My smartphone is nearing the end of its lifetime (it's already nearly three
years old, which feels ancient in the tech scene) and I can't see myself
spending some 500 bucks on another small-screen smartphone and then spend
nearly the same amount to eventually replace my 7" tablet -- nor can I imagine
carrying both a 6" smartphone and a 7" tablet around.

------
norea-armozel
I have a Kindle Fire HDX at home which I love, but I have to be honest and
state that it wasn't a good purchase for me. I do read on my tablet and browse
the web, but I can easily do that from my desktop and my phone (imo the phone
is more useful since what I browse for is usually in regards to what I'm
seeing or doing at the time).
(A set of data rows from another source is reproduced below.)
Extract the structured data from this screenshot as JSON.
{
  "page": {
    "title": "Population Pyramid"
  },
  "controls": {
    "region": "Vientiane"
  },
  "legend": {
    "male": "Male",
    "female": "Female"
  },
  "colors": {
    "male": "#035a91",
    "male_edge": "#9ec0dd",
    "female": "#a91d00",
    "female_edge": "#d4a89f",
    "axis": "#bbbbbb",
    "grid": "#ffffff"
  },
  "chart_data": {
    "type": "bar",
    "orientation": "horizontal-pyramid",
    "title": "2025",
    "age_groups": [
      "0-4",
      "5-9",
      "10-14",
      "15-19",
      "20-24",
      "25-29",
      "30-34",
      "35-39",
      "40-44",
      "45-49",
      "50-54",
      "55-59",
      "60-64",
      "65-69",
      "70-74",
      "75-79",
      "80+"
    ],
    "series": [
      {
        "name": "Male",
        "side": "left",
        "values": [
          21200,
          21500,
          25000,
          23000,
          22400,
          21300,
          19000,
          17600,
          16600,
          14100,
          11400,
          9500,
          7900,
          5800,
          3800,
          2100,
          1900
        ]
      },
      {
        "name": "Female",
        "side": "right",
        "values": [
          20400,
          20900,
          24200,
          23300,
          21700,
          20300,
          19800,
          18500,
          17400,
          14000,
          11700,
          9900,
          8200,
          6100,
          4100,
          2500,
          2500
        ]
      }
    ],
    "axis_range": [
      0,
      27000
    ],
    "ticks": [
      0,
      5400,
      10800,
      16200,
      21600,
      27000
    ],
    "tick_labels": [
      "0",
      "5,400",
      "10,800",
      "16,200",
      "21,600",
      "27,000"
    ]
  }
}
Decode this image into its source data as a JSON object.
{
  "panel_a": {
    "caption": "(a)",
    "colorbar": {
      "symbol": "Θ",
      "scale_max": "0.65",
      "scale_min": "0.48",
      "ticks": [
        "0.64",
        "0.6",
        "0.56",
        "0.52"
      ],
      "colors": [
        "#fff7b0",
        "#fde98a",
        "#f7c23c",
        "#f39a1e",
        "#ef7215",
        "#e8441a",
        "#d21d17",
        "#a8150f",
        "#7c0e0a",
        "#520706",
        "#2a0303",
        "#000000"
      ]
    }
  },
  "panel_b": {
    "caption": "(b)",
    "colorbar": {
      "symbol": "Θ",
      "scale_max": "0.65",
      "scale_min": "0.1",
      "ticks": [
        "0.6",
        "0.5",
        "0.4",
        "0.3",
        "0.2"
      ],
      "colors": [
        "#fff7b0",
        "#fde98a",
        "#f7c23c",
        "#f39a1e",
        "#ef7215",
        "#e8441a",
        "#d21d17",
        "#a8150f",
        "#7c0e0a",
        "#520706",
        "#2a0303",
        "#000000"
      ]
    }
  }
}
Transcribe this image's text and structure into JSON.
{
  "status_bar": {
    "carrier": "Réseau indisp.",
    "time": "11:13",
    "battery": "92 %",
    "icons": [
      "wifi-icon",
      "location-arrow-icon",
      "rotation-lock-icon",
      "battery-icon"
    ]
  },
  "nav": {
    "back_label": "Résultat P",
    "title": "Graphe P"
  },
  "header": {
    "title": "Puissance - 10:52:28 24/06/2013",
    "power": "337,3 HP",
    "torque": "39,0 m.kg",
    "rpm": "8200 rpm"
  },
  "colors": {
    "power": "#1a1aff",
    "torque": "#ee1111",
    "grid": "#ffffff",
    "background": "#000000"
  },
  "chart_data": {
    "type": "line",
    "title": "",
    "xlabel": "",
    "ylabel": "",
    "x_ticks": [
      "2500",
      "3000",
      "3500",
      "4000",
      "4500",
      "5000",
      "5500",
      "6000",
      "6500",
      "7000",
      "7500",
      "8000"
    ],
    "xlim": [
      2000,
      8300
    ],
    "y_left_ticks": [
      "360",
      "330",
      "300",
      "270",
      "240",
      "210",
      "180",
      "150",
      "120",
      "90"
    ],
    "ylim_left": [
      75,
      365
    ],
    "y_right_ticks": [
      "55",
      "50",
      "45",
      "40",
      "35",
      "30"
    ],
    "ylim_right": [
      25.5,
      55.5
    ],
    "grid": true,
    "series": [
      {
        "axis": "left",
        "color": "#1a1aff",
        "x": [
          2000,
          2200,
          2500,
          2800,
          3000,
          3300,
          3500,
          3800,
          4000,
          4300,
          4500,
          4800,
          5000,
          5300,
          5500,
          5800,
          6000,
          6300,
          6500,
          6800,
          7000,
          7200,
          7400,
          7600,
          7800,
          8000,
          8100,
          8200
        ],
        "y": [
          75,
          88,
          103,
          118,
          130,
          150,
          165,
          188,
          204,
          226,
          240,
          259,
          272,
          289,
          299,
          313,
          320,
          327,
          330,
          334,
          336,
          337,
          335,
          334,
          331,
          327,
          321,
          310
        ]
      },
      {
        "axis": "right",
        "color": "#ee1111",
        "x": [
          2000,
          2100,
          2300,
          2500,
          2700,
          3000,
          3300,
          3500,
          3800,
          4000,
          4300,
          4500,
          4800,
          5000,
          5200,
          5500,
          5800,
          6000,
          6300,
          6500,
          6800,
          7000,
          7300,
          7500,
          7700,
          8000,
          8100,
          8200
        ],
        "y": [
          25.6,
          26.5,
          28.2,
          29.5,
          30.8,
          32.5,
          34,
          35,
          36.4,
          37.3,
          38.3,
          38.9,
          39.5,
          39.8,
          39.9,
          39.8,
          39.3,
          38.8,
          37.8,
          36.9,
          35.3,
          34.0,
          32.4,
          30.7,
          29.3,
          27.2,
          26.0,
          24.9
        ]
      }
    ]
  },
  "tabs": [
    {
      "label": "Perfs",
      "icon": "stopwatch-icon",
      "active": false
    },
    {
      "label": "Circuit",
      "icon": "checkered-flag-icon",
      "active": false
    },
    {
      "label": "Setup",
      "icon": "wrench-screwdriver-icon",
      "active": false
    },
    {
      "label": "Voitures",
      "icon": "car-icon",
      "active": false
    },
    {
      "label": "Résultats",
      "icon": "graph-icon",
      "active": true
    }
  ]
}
So, I can't see myself buying a replacement for
my tablet once it dies. When that happens, I may get a Kindle Paper White, but
that's because I like to read. But I honestly don't know a single person that
owns a tablet other than myself and my mother (She reads far more than I do).
So, I think the tablet craze was a fluke more than anything.

------
jleyank
If the trend towards phablets is real and medium-long term, what is dying -
Phones or Tablets?

I also think the people reading this list, for the most part, aren't the
target market for Tablets. Netbooks, if they were allowed to live, would have
pre-empted the tablet market. As they were killed, we have
entertainment/casual devices that work well with non-techies. Lots of money
satisfying non-techies. But the renewal cycle sucks for such people,
particularly if there's no hardware reason to do so.